Durante la rivoluzione del ’48, già dunque a dieci anni, Giuseppe Di Bella aiutava il padre a comunicare con gli uomini della sua squadra; ma eccoli gli ulteriori effetti dell’istruzione: ha quel giovanetto un fisico che non corrisponde alla sua età, malaticcio, e malato è anche nell’anima non avendo, visto come si comporta in chiesa, alcun rispetto per la religione.
I due vennero arrestati il giorno dell’arrabbiatura del Di Bella padre, cioè il 23 settembre, e rinchiusi nella prigione di Bagheria; saranno quindi trasferiti “sotto scorta”, per disposizione del prefetto, il 29 settembre nei “cancelli” della prefettura per “riuscire a più profondo scovrimento del fatto”. (lettera del prefetto al direttore di polizia del 27 settembre).

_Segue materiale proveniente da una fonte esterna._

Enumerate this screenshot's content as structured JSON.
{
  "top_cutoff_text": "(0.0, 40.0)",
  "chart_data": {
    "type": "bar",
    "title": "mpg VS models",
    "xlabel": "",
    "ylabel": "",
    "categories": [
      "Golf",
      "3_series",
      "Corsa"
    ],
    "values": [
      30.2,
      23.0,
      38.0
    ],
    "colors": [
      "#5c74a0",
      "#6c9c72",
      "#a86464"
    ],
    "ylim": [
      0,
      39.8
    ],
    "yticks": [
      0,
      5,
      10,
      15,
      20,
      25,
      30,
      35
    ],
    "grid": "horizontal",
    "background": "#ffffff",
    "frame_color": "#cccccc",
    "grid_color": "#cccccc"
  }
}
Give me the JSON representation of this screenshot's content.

L’1 novembre, quando la prima supplica per la scarcerazione giunge a Salvatore Maniscalco, i Di Bella si trovano già nelle Grandi Prigioni. Altre due suppliche al direttore di polizia giungeranno il 24 novembre e il 15 dicembre. E a Maniscalco, che gli chiede nuove sui Di Bella in riferimento a quelle suppliche inviategli, il prefetto risponde che, se null’altro è emerso dalle investigazioni del giudice, rimaneva il fatto che “il Di Bella padre nelle passate vicende, nella qualità di capo squadra, si distinse in ribalderie”. (lettera del prefetto al direttore di polizia del 24 dicembre).

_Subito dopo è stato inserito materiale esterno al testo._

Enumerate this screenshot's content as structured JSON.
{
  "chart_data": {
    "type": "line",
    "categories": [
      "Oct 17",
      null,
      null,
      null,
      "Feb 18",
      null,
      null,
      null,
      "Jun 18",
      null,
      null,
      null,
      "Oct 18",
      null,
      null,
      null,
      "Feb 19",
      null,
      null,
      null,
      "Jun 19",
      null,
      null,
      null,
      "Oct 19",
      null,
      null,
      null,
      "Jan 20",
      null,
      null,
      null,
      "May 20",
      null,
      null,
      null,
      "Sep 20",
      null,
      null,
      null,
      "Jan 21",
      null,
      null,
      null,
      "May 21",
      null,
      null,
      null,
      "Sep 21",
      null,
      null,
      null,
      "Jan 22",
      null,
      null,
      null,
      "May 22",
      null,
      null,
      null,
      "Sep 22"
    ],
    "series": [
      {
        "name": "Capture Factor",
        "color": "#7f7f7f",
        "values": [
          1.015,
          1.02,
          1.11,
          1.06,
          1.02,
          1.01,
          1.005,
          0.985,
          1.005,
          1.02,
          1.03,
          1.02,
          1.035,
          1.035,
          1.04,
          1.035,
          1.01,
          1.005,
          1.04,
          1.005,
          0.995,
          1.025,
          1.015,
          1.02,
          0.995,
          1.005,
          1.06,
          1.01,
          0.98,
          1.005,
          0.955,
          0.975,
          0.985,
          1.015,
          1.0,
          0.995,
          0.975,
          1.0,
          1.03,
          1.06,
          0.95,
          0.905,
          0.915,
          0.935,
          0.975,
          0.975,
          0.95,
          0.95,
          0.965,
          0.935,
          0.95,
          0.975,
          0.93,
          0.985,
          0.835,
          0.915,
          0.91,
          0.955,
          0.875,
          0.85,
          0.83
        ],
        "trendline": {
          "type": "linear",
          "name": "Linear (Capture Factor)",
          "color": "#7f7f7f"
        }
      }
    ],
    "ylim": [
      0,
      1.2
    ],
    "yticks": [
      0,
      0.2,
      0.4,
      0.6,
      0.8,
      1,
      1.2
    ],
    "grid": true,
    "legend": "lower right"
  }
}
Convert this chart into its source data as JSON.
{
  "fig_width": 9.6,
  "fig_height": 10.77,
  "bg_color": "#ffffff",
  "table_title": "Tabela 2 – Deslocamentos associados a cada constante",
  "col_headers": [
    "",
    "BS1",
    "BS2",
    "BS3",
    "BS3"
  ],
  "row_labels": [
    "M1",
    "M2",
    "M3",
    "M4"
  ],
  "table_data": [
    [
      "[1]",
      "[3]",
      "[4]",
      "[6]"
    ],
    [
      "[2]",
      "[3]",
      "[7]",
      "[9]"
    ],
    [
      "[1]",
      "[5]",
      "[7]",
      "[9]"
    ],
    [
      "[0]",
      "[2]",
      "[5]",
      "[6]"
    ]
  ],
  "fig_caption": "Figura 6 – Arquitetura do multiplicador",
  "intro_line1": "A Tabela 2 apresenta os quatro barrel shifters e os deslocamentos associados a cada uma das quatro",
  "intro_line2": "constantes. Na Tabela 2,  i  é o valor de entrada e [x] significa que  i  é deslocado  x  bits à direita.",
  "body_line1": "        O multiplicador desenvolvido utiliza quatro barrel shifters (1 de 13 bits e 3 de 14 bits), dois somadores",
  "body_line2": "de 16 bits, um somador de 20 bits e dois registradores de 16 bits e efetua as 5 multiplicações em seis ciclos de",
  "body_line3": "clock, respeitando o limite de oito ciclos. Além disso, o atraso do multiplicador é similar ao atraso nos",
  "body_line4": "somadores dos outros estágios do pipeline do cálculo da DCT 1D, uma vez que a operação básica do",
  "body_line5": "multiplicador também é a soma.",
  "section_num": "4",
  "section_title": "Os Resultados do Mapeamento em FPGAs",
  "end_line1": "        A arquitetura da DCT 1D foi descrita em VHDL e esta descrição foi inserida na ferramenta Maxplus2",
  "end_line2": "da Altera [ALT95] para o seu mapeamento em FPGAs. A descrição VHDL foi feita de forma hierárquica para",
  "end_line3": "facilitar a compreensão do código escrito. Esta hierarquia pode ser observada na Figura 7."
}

Finalmente il 26 dicembre si decide di liberare almeno il sedicenne Giuseppe Di Bella; quanto ad Antonio Di Bella, “dopo avere interrogato il Giudice Regio di Bagaria…attese le sue relazioni con tristi persone e la sua non buona trascorsa vita”, dalla prefettura si propone che “potrebbe abilitarsi spedendosi a domicilio forzoso in un paese lontano dalla sua patria, o pure sottoponendolo all’obbligo della pernottazione in carcere”. (lettera del prefetto al direttore di polizia del 15 gennaio 1855). Ci vorrà un’altra supplica (26 gennaio 1855) perché, l’1 febbraio, il direttore di polizia dia disposizione al prefetto affinchè “Antonio Di Bella sia messo in libertà con obbligo di pernottare in carcere”.

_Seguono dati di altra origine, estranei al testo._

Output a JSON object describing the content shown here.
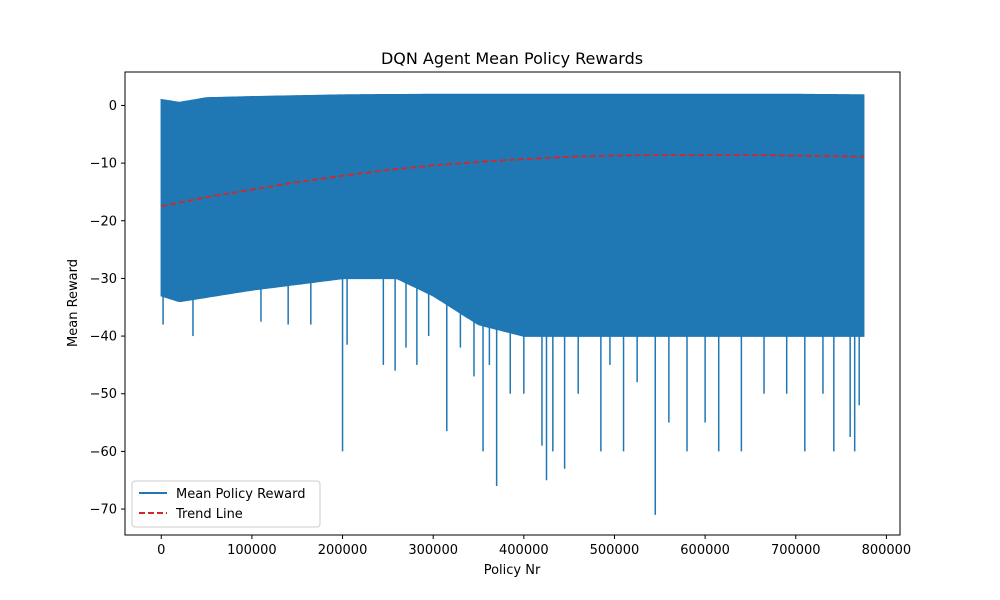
{
  "chart_data": {
    "type": "line",
    "title": "DQN Agent Mean Policy Rewards",
    "xlabel": "Policy Nr",
    "ylabel": "Mean Reward",
    "xlim": [
      -40000,
      815000
    ],
    "ylim": [
      -74.5,
      5.8
    ],
    "xticks": [
      0,
      100000,
      200000,
      300000,
      400000,
      500000,
      600000,
      700000,
      800000
    ],
    "yticks": [
      0,
      -10,
      -20,
      -30,
      -40,
      -50,
      -60,
      -70
    ],
    "grid": false,
    "legend": {
      "placement": "lower-left",
      "entries": [
        "Mean Policy Reward",
        "Trend Line"
      ]
    },
    "series": [
      {
        "name": "Mean Policy Reward",
        "color": "#1f77b4",
        "style": "solid",
        "x_range": [
          0,
          775000
        ],
        "upper_envelope": [
          [
            0,
            1.0
          ],
          [
            20000,
            0.5
          ],
          [
            50000,
            1.3
          ],
          [
            100000,
            1.5
          ],
          [
            200000,
            1.8
          ],
          [
            300000,
            1.9
          ],
          [
            400000,
            1.9
          ],
          [
            500000,
            1.9
          ],
          [
            600000,
            1.9
          ],
          [
            700000,
            1.9
          ],
          [
            775000,
            1.8
          ]
        ],
        "band_floor": [
          [
            0,
            -33
          ],
          [
            20000,
            -34
          ],
          [
            60000,
            -33
          ],
          [
            100000,
            -32
          ],
          [
            150000,
            -31
          ],
          [
            200000,
            -30
          ],
          [
            260000,
            -30
          ],
          [
            300000,
            -33
          ],
          [
            350000,
            -38
          ],
          [
            400000,
            -40
          ],
          [
            500000,
            -40
          ],
          [
            600000,
            -40
          ],
          [
            700000,
            -40
          ],
          [
            775000,
            -40
          ]
        ],
        "spikes": [
          [
            2000,
            -38
          ],
          [
            35000,
            -40
          ],
          [
            110000,
            -37.5
          ],
          [
            140000,
            -38
          ],
          [
            165000,
            -38
          ],
          [
            200000,
            -60
          ],
          [
            205000,
            -41.5
          ],
          [
            245000,
            -45
          ],
          [
            258000,
            -46
          ],
          [
            270000,
            -42
          ],
          [
            282000,
            -45
          ],
          [
            295000,
            -40
          ],
          [
            315000,
            -56.5
          ],
          [
            330000,
            -42
          ],
          [
            345000,
            -47
          ],
          [
            355000,
            -60
          ],
          [
            362000,
            -45
          ],
          [
            370000,
            -66
          ],
          [
            385000,
            -50
          ],
          [
            400000,
            -50
          ],
          [
            420000,
            -59
          ],
          [
            425000,
            -65
          ],
          [
            432000,
            -60
          ],
          [
            445000,
            -63
          ],
          [
            460000,
            -50
          ],
          [
            485000,
            -60
          ],
          [
            495000,
            -45
          ],
          [
            510000,
            -60
          ],
          [
            525000,
            -48
          ],
          [
            545000,
            -71
          ],
          [
            560000,
            -55
          ],
          [
            580000,
            -60
          ],
          [
            600000,
            -55
          ],
          [
            615000,
            -60
          ],
          [
            640000,
            -60
          ],
          [
            665000,
            -50
          ],
          [
            690000,
            -50
          ],
          [
            710000,
            -60
          ],
          [
            730000,
            -50
          ],
          [
            742000,
            -60
          ],
          [
            760000,
            -57.5
          ],
          [
            765000,
            -60
          ],
          [
            770000,
            -52
          ]
        ]
      },
      {
        "name": "Trend Line",
        "color": "#d62728",
        "style": "dashed",
        "points": [
          [
            0,
            -17.5
          ],
          [
            50000,
            -15.9
          ],
          [
            100000,
            -14.6
          ],
          [
            150000,
            -13.3
          ],
          [
            200000,
            -12.2
          ],
          [
            250000,
            -11.2
          ],
          [
            300000,
            -10.4
          ],
          [
            350000,
            -9.8
          ],
          [
            400000,
            -9.3
          ],
          [
            450000,
            -8.9
          ],
          [
            500000,
            -8.7
          ],
          [
            550000,
            -8.6
          ],
          [
            600000,
            -8.6
          ],
          [
            650000,
            -8.6
          ],
          [
            700000,
            -8.7
          ],
          [
            750000,
            -8.8
          ],
          [
            775000,
            -8.9
          ]
        ]
      }
    ]
  }
}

Dobbiamo attendere circa un anno perché, come in un giuoco delle parti, dopo le solite lettere del giudice al prefetto e da questo al direttore di polizia, quest’ultimo dia disposizione affinchè Antonio Di Bella sia sciolto dal vincolo di pernottare in carcere “sotto consegna a persona che lo presenti ad ogni richiesta e sottoponendosi a sorveglianza”. (lettera del direttore di polizia al prefetto del 15 dicembre 1855).

ASP, Real Segreteria di Stato preso il Luogotenente Generale in Sicilia, Dipartimento Polizia, filza n. 1083, documento non numerato.